I do truly believe in real estate as a great investment for a number of reasons; I do think real estate is an investment that carries a lot of risk; and I do believe that the majority of this risk can be managed with some education and hard work. I believe the risk in real estate can be mitigated to the point where for a comparable return the risk is significantly lower than anything else.
So where does that leave me. I want to help people invest, but I have not been the capital investor before, so considering my first point of view of this post who would invest with me? I say all the right things, but I am not currently a capital investor and yet that is what I put forth as a great investment to be in. I have also written about the positives of investing in commercial real estate, yet I am currently invested in single family doors.
Well…I have now. October of 2019 I closed on a deal on 16 unit apartment building in Saskatchewan with a couple other investors.

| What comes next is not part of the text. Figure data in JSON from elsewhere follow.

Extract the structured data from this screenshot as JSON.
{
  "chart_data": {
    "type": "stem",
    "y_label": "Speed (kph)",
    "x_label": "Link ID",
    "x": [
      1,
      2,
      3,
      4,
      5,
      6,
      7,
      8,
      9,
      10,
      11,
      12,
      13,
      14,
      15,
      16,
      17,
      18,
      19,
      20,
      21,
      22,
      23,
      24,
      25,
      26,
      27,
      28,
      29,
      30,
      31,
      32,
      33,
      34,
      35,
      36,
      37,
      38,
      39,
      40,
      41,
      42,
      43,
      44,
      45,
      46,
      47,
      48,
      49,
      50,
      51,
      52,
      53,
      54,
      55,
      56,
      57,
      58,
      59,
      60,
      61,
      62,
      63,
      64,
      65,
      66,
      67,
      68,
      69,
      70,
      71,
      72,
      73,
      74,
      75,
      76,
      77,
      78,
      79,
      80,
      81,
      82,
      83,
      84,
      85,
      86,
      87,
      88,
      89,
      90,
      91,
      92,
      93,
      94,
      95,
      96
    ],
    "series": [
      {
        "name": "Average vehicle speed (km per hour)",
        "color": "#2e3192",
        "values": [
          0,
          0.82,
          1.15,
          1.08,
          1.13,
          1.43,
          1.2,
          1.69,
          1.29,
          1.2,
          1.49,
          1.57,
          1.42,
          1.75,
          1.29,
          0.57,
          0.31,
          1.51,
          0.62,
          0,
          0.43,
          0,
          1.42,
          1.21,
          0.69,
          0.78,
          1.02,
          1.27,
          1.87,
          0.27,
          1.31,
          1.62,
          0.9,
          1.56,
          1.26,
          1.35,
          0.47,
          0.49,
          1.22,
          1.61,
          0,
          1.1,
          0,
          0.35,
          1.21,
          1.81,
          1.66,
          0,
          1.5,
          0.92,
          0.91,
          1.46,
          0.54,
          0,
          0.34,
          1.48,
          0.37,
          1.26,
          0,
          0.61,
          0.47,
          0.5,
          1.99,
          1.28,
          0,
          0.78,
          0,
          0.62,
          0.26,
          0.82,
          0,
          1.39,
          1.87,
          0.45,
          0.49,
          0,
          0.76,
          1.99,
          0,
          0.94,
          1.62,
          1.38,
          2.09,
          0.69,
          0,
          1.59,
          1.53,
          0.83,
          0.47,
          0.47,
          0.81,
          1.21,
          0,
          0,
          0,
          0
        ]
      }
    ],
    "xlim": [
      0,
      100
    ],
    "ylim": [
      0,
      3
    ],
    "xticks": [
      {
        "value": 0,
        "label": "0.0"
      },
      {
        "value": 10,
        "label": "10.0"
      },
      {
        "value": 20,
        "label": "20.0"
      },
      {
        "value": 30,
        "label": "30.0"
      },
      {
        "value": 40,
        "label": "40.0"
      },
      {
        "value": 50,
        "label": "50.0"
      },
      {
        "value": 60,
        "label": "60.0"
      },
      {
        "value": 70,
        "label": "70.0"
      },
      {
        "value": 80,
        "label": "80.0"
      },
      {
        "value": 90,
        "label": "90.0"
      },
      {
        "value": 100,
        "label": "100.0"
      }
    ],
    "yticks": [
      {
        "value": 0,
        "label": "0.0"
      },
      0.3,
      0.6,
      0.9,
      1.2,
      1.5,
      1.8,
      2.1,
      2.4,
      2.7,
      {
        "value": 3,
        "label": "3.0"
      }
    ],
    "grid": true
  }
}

I am a capital ivestor in a commercial building.
After a lot of brainstorming sessions, accountability calls, research, deal analyses and more; I wanted my next property to be heavier on the cashflow. To find a property that has great cashflow, you either need to put down a greater percentage (Which I didn’t have) or you need to leave the lower mainland. I am sure there are a few gems out there, but working out of town, I didn’t have the time to spend searching too many deals to find one. I chose to spend time with my family as I was already missing out on a lot at home. Sound familiar?
So, what worked for me was out of town cashflow. This meant I would not be able to property manage. Now I was going to be in the same scenario I have talked about before. I was going to be the capital investor.
I didn’t have much cash to invest, so how could I do it? I have been fortunate that the investment property that I purchased had increased in equity (early) enough that I could get a HELOC. I used that HELOC to purchase the Saskatchewan property. This had so many positives for me in this scenario.
- Because I was using a line of credit to purchase the property, the interest charged to the LOC is fully tax deductable.
- The cost of borrowing (HELOC interest) is covered by the cashflow.
- We purchased a commercial property that is valued by using cap. rate. This means that as we increase the net income (Increase income and/or decrease expenses), we increase the value of the building. We have more control over the value of our investment. See my previous post “The Mike Everitt Method”.
- I have invested with other investors, so I am not alone with this investment.
- The building was purchased undervalued and with lower than current market rents. As the building has turnover we are able to increase rents and therefore increase value. By purchasing the property at a discount we have some built in security to start.
- I do nothing but collect and watch it grow. A little simplistic, but I really just monitor what happens. I am not involved in any of the day to day.
The moral of this story is I put my money where my mouth is. It is working. I am on both sides of a deal and it feels great. I would love to be simply a capital investor in the future.